HIV Survivors Seek Drug Advances as FDA Eases ApprovalsAnna Edney
Harold Fuller has run out of options to keep his HIV at bay.
Fuller, 56, of Brooklyn, New York, has lived with the virus for 20 years. Earlier in his illness, he stayed ahead of HIV’s ability to mutate by changing medicines every two years. For the past five years, though, Fuller has had to take the same pills because of a lack of new treatments.
“I’ve been on medication since 1995, and after a while everything stops working,” Fuller said in an interview. His doctor, he said, “has no clue what to do.”
With most HIV research focused on prevention and on developing drugs for the newly infected, a growing number of long-term patients like Fuller have found themselves caught in a medical no-man’s land with diminishing options to fight off the life-threatening virus. That may be about to change.

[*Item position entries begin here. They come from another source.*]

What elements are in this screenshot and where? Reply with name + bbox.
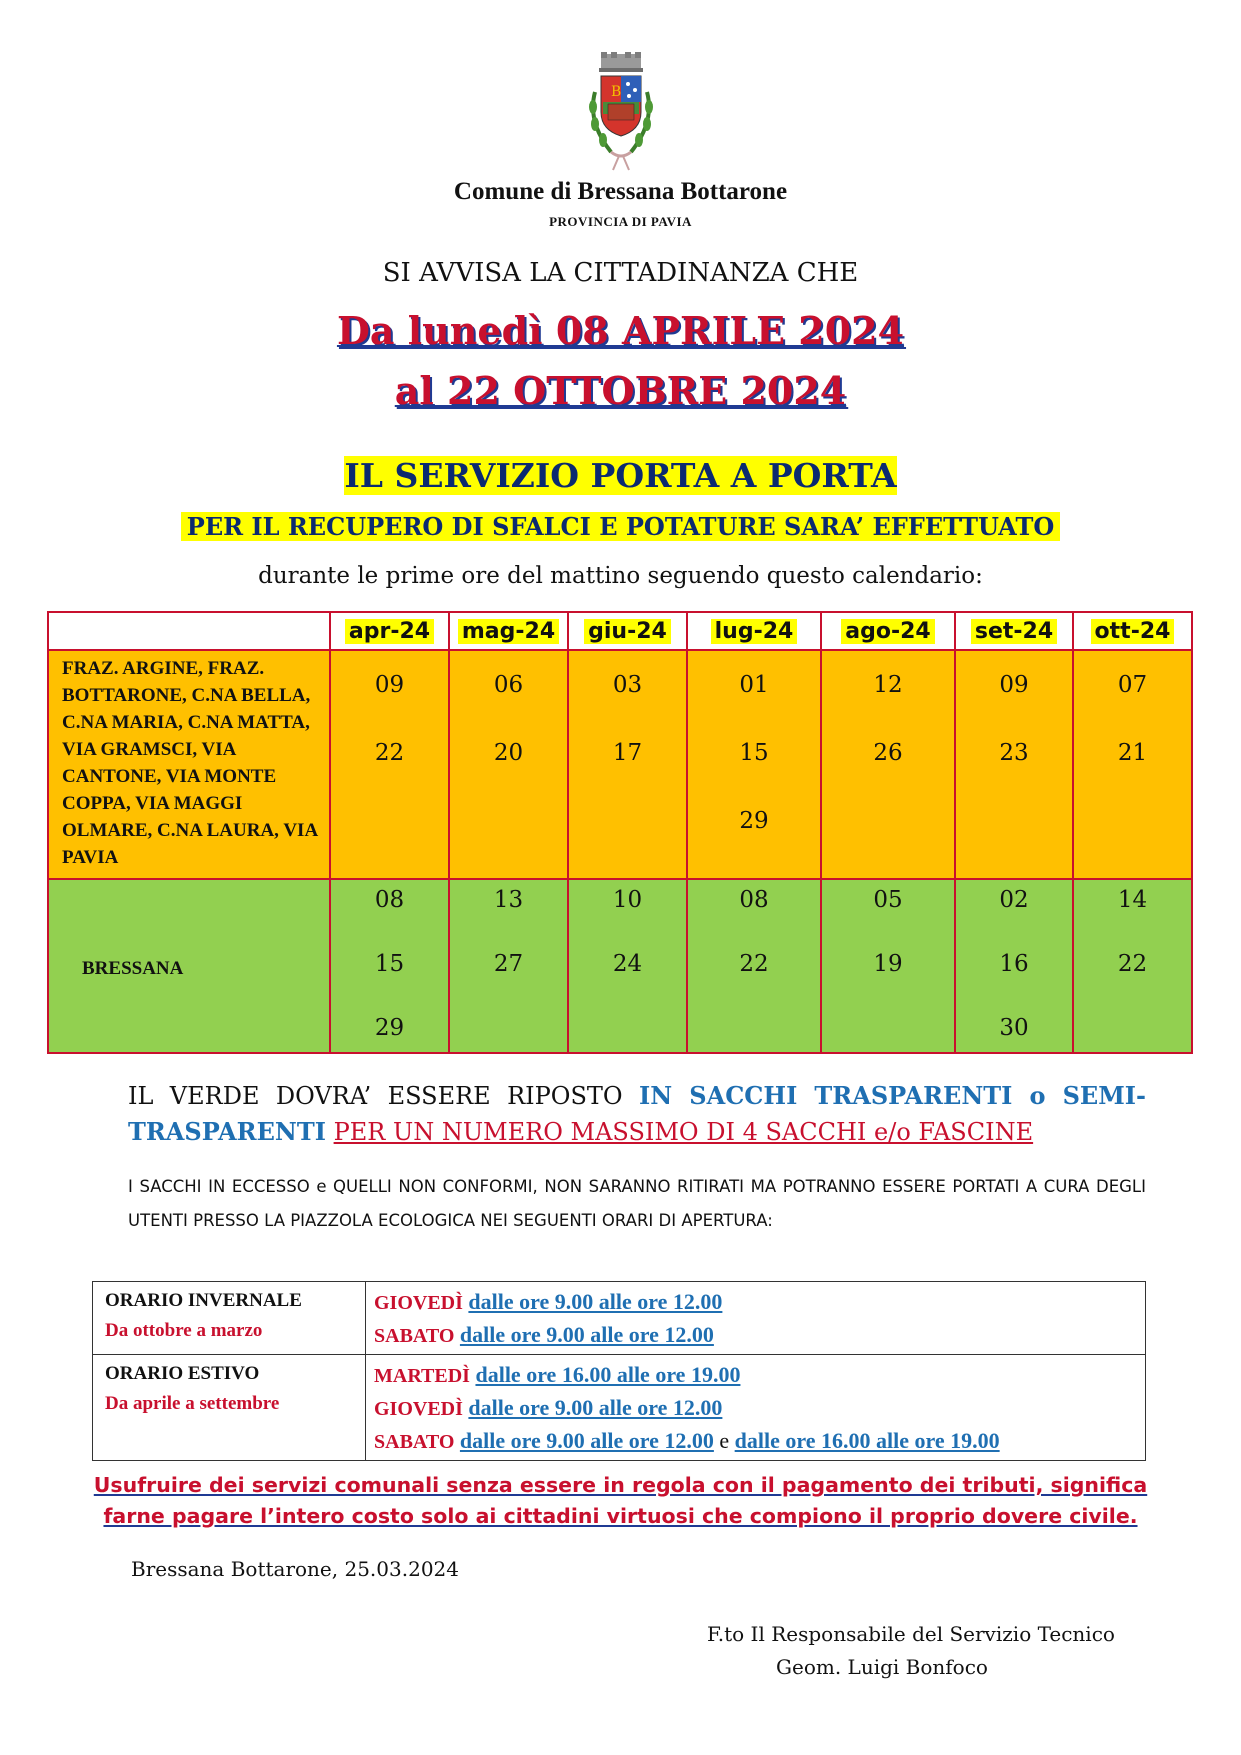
place-and-date: Bressana Bottarone, 25.03.2024 [131,1557,459,1581]
service-subtitle-text: PER IL RECUPERO DI SFALCI E POTATURE SARA’ EFFETTUATO [181,512,1060,541]
collection-days-cell [821,650,955,879]
zone-row-bressana [48,879,1192,1053]
calendar-intro: durante le prime ore del mattino seguendo questo calendario: [258,563,983,589]
zone-name: BRESSANA [48,879,330,1053]
collection-day: 23 [999,740,1029,766]
collection-day: 30 [999,1015,1029,1041]
hours-slot [374,1425,1135,1458]
summer-hours-period: Da aprile a settembre [105,1393,280,1414]
collection-day: 09 [374,672,405,698]
collection-day: 22 [1117,951,1148,977]
collection-day: 01 [739,672,769,698]
svg-text:B: B [611,84,622,100]
collection-days-cell [955,650,1073,879]
month-header [449,612,568,650]
service-subtitle [0,512,1241,541]
collection-day: 06 [493,672,524,698]
service-title [0,456,1241,495]
hours-slot [374,1286,1135,1319]
collection-days-cell [1073,650,1192,879]
collection-day: 16 [999,951,1029,977]
collection-day: 22 [739,951,769,977]
excess-bags-paragraph: I SACCHI IN ECCESSO e QUELLI NON CONFORMI, NON SARANNO RITIRATI MA POTRANNO ESSERE PORTATI A CURA DEGLI UTENTI PRESSO LA PIAZZOLA ECOLOGICA NEI SEGUENTI ORARI DI APERTURA: [128,1177,1146,1230]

In a bid to give long-term sufferers more treatment options, the U.S. Food and Drug Administration is making it easier to develop new HIV drugs. New FDA guidelines close to approval are designed to cut the research time needed for regulatory clearance by eliminating previously mandated follow-up studies that can take almost a year to complete and cost millions of dollars.
The goal is to “open up the pipeline,” Jeffrey Murray, deputy director of the FDA’s antiviral products division, said in an interview.
Many pharmaceutical companies have refocused their infectious-disease research budgets away from the mature $17 billion global HIV market in favor of investments to tap the smaller yet faster growing market for hepatitis C drugs. Now, the updated guidelines are making the market for new treatments for long-time HIV sufferers more appealing.
Margo Heath-Chiozzi, vice president for global regulatory strategy in virology at New York-based Bristol-Myers Squibb Co., said the changes makes sense.
“It so streamlines the process. It basically was double work for both the companies and the agency,” said Heath-Chiozzi. “I think it does encourage development of therapy for patients with the greatest need.”
The revised guidelines, unveiled in June, eliminate an almost yearlong follow-up study of therapies for HIV sufferers who have developed resistance to existing treatments. That’s an incentive for companies such as Bristol-Myers to invest in new drugs. Bristol-Myers is currently developing three new HIV drugs, two of which may help people resistant to existing drugs.
Gilead Sciences Inc., the world’s biggest maker of AIDS drugs, received FDA approval last year for Stribild, a pill that combines four drugs in one. That drug is approved only for patients who have never been treated before. The last major treatment specifically for patients with a resistance to other drugs, Johnson & Johnson’s Intelence, was cleared by the FDA in 2008.
Cancer is one of the few other diseases for which such accelerated approvals have been allowed by FDA.
HIV, the human immunodeficiency virus that causes AIDS, infects about 1.1 million Americans, according to the U.S. Centers for Disease Control and Prevention. By 2015, about half that number is expected to be ages 50 or older, and many of those -- like Fuller -- have stayed alive over the years by mixing and matching about 30 approved HIV drugs that, for the most part, came on the market before 2004.
“They have had HIV for a long time and are resistant, or can’t take most things,” said Daniel Tietz, executive director of the New York-based AIDS Community Research Initiative of America. “They live in fear that one day this all goes to hell, their viral load spikes and they get sick and die.”
Since 1996, the virus has largely been controlled through the use of drug cocktails made up of three or more types of medicines taken together. While these combination therapies limit the number of paths used by the virus to invade human cells, they don’t end its ability to mutate in ways that allow it to overcome the therapies, often within three to four years.
For HIV sufferers like Fuller, a wave of new drugs can’t come soon enough. He said his disease has begun to develop resistance to his current drug regimen. Without a new medicine soon, his life is increasingly in danger.
“My church keeps me going. I have family I call, I have friends I call,” Fuller said. “They keep me up.”